Aber trotz einer gewissen, kaum vermeidbaren, Redundanz bringt auch Teil II Neues. Etwa die Veränderung des Wohnraums durch die Aquarien - wie versteckt man Zuleitungen, wie wirkt das Raumklima - oder deren Einbindung in den öffentlichen Raum und seine Infrastrukturen.

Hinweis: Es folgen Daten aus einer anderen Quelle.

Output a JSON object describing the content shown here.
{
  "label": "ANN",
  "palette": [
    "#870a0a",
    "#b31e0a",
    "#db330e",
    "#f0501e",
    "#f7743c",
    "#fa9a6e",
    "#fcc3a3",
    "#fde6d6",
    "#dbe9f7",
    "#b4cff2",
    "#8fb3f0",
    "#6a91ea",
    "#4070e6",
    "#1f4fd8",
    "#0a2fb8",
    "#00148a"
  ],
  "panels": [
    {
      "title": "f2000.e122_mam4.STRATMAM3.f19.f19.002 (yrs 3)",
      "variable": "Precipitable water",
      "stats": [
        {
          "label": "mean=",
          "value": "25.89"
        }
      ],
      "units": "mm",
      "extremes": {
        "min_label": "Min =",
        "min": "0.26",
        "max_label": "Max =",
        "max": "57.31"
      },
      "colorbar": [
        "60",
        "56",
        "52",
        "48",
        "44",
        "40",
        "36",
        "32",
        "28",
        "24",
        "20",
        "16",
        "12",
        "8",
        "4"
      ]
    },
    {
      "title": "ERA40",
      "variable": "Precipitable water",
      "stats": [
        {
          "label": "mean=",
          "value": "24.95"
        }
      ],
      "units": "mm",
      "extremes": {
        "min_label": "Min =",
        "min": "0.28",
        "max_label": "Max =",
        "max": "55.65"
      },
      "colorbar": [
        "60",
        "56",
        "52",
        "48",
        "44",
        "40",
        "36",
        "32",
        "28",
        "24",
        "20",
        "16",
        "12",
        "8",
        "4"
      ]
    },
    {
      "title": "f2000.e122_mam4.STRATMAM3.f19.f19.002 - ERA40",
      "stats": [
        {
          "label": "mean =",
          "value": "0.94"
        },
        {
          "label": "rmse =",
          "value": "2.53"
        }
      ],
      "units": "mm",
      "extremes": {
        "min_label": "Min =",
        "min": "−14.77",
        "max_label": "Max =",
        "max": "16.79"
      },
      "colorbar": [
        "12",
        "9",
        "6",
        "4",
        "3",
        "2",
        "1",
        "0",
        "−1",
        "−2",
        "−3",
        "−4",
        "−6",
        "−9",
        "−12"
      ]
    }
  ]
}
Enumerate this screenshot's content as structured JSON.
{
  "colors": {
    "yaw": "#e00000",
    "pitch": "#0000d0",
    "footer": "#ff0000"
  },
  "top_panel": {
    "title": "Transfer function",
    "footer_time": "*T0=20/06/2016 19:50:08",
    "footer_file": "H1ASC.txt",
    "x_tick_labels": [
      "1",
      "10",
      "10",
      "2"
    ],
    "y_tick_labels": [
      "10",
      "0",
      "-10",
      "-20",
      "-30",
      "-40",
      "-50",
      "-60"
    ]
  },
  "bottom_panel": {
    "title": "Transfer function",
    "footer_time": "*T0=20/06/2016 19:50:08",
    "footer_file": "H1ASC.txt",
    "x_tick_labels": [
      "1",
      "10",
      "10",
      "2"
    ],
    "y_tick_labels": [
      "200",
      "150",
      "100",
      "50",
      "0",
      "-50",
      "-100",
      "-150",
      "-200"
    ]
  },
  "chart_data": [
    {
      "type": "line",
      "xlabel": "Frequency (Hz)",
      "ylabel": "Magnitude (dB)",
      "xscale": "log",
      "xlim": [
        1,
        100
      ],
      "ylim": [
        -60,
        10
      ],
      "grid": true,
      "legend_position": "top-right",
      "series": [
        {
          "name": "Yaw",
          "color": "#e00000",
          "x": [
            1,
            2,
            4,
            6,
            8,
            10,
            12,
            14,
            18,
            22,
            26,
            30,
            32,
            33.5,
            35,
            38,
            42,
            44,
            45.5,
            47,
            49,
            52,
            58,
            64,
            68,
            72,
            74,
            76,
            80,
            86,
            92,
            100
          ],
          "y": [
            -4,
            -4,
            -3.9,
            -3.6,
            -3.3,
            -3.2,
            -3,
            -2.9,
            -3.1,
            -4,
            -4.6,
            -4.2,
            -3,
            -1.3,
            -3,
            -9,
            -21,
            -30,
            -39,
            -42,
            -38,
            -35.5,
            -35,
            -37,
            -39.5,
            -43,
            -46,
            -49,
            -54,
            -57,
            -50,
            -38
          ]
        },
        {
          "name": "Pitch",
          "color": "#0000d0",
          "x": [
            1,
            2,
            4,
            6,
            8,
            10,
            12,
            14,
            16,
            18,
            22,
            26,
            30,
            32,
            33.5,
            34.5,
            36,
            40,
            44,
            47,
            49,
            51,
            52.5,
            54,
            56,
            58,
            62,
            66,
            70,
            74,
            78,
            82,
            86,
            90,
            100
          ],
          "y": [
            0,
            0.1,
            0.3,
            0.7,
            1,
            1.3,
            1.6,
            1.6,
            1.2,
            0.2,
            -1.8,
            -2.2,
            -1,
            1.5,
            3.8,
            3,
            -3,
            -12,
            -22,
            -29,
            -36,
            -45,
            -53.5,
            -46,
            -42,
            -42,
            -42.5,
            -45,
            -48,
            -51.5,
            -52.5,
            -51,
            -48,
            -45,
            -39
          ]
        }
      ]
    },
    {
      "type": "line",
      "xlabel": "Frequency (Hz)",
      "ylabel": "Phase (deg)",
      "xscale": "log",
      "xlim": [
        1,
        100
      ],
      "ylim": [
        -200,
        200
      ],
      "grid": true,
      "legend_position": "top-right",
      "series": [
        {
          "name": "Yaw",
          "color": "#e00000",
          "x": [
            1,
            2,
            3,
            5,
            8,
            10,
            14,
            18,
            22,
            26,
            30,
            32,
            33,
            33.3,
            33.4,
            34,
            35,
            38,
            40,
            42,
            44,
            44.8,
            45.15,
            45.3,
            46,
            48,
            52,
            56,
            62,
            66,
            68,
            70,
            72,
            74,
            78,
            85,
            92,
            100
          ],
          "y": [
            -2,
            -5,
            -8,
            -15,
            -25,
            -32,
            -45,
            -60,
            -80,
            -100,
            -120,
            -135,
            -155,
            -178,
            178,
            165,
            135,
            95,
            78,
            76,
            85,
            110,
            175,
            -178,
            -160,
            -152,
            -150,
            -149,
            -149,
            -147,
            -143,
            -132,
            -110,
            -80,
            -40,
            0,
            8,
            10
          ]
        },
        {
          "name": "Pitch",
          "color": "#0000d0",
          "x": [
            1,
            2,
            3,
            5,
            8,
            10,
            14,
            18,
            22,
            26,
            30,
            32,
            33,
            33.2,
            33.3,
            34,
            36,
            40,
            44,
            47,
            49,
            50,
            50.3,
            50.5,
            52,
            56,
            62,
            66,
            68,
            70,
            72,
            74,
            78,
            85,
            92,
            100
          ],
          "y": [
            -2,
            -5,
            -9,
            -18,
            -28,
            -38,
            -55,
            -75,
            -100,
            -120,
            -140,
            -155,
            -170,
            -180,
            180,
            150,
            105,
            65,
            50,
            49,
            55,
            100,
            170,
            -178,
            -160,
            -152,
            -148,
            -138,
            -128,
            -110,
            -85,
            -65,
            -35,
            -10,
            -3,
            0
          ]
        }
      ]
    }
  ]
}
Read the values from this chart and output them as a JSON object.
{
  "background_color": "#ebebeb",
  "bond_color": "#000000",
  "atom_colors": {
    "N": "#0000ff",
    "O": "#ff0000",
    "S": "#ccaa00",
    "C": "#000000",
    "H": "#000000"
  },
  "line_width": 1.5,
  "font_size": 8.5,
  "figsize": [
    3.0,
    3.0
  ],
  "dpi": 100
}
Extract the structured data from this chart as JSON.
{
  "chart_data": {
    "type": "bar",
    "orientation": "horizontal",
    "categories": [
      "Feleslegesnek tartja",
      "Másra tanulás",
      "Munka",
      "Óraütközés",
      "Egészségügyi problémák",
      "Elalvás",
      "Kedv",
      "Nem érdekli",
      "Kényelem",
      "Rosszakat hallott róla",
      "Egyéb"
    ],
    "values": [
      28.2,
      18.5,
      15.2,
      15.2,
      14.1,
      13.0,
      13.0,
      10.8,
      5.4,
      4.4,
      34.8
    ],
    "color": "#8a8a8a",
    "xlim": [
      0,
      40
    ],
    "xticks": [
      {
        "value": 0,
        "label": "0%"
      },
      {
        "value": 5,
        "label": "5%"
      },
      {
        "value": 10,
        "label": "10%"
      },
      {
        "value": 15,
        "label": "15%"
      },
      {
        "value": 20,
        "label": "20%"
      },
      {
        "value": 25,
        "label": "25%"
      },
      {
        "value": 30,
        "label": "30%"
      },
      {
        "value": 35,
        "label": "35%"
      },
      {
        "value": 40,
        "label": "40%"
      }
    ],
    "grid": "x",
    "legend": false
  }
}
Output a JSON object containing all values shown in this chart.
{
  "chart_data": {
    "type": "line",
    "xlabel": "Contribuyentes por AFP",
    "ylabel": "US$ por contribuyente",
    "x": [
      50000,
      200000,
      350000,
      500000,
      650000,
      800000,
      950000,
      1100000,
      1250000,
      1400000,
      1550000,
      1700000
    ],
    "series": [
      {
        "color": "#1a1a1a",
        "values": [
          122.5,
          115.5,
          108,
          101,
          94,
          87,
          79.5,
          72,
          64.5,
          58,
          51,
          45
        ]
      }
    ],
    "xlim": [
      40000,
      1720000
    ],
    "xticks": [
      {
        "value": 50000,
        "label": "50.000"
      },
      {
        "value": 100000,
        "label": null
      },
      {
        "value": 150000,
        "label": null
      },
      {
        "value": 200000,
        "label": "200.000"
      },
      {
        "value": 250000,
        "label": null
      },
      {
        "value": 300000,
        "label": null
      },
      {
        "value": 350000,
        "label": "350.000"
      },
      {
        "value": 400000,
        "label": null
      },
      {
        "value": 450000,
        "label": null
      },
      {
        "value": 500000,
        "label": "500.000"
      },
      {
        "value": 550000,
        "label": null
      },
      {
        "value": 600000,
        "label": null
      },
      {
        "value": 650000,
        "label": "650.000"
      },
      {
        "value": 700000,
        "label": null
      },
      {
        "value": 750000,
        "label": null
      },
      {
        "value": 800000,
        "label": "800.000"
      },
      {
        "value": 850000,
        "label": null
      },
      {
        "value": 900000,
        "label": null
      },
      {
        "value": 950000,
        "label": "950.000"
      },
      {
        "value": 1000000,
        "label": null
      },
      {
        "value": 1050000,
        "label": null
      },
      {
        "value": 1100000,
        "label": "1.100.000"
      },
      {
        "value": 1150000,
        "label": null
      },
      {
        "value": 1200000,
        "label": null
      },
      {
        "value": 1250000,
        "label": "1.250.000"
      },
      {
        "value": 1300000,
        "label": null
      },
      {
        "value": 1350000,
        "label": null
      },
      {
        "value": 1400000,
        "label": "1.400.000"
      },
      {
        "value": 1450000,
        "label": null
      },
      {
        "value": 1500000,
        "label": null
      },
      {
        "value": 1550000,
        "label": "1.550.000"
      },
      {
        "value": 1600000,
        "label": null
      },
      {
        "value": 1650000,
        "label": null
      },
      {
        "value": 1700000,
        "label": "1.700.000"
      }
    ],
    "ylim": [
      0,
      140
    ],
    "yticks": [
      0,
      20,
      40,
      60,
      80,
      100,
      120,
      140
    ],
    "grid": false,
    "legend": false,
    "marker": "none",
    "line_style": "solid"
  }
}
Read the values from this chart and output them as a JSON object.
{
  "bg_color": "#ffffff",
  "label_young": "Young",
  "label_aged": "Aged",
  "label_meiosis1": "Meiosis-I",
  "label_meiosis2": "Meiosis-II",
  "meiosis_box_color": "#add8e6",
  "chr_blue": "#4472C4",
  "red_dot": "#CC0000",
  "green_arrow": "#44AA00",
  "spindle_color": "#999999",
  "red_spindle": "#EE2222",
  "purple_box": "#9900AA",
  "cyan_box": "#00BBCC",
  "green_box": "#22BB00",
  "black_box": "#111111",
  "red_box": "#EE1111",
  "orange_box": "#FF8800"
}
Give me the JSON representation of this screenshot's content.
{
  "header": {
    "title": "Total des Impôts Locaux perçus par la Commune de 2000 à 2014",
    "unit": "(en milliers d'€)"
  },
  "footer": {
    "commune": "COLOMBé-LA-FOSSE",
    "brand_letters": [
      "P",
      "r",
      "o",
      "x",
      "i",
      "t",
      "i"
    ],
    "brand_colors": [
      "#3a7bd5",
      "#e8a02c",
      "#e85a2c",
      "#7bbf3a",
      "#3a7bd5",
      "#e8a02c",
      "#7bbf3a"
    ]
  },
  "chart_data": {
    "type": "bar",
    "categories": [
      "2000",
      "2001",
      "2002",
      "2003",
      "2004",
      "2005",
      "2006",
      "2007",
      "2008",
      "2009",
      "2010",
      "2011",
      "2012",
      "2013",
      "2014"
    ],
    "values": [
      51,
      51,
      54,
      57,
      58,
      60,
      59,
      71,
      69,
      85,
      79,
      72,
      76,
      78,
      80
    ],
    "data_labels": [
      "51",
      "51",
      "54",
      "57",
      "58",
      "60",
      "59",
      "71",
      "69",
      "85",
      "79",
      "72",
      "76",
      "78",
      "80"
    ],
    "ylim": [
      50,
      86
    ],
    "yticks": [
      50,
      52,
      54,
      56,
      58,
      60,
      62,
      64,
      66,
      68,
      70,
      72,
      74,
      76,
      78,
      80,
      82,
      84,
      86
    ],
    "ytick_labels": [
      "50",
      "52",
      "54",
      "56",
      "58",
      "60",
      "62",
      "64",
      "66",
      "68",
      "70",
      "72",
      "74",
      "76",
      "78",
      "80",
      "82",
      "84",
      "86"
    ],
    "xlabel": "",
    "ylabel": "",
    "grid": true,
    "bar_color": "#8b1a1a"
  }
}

Das gut geschriebene, oft amüsante Buch unterhält mit Anekdoten und bietet einen lesenswerten Beitrag zu einem wenig beachteten Feld der Wissenschaftsgeschichte; auch wenn es bisweilen, medienwissenschaftlich bedingt, etwas zur Überinterpretation neigt: mit dem geborstenen Aquarium löst sich eine "symbolische Ordnung" (197) auf und das Aquarium etabliert ein "Machtverhältnis" sowie eine "hierarchisch organisierte Schau- und Wissens(an)ordnung" (198) zwischen Mensch und Tier. Der Historiker hätte sich zwar ein wenig mehr Kontext ebenso gewünscht wie konsequentere Verfolgung mancher Ideen und Konzepte hier und da, liest das Buch aber insgesamt mit großem Gewinn.


Anmerkung:

[1] Steven Shapin: The invisible technician, in: American Scientist 77/6 (1989), 554-563.